Brandgefahr: Rauch- und Grillverbot im Wald

Die Senatsumweltverwaltung warnt vor zunehmender Waldbrandgefahr in Berlin. Ein Rauch- und Grillverbot im Grünen muss beachtet werden

Feuerwehrmänner löschen im August 2018 einen Waldbrand bei Beelitz mit Löschschaum. Durch die Trockenheit nimmt die Waldbrandgefahr in Berlin zu.

Feuerwehrmänner löschen im August 2018 einen Waldbrand bei Beelitz mit Löschschaum. Durch die Trockenheit nimmt die Waldbrandgefahr in Berlin zu.
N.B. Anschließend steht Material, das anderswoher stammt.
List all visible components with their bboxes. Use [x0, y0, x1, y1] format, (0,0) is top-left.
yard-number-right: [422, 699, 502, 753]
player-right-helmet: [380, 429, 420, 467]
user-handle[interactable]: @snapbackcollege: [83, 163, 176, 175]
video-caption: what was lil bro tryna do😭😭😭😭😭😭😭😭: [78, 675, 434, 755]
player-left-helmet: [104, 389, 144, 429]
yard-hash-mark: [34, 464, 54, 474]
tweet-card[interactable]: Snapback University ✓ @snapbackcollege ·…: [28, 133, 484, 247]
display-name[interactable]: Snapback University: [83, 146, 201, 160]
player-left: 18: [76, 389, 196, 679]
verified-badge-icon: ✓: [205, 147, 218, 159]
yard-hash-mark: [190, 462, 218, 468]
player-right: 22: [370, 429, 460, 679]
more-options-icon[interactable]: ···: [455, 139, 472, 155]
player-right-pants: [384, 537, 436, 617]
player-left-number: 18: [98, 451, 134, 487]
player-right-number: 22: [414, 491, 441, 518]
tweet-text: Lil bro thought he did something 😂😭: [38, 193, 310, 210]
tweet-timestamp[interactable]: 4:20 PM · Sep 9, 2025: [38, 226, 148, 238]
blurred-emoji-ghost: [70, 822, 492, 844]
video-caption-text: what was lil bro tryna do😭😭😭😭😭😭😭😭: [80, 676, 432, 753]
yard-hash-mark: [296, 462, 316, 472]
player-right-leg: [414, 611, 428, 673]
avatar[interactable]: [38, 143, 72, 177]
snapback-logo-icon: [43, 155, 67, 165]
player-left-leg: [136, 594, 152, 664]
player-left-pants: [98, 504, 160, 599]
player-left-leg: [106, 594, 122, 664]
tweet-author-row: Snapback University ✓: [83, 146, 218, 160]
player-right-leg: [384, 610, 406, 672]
Foto: Ralf Hirschberger / dpa

Die Senatsumweltverwaltung warnt vor erhöhter Waldbrandgefahr in Berlin. Über die Osterfeiertage gehen Wetterexperten von viel Sonne und Temperaturen um 20 Grad aus - das erhöht die Gefahr noch zusätzlich. Schon jetzt sind die Böden landesweit zu trocken und ergiebiger Regen ist nicht in Sicht.

Mit dem Grillen im Grünen wird es also erst einmal nichts: Das Rauch- und Grillverbot ist im Wald und in dessen Nähe - etwa an den Stränden von Havel und Badeseen - unbedingt zu beachten. Auch von achtlos weggeworfenen Zigarettenkippen geht ein großes Risiko aus.

Rauchen im Wald wird mit Bußgeld geahndet

Im Frühjahr entziehen die austreibenden Pflanzen dem Waldboden Wasser, zugleich liegt noch viel altes Laub herum. Ausgetrocknete Waldböden mit Laub und Reisig fangen leicht Feuer. Wer rauchend im Wald erwischt wird, muss mit einem Bußgeld von mindestens 100 Euro rechnen, warnt die Senatsverwaltung.

Erst am vergangenen Wochenende wurde ein 200 Quadratmeter großes Waldstück in Köpenick Opfer der Flammen. Auf dem Areal des Familienzentrums „Bude“, zu dem auch eine Kita gehört, war ein Funktionsgebäude abgebrannt. Am 16. April brach in der Nähe des Strandbades Wannsee ein Brand aus, eine 600 Quadratmeter große Waldfläche war betroffen. Wer einen Waldbrand entdeckt, sollte sofort die Feuerwehr rufen.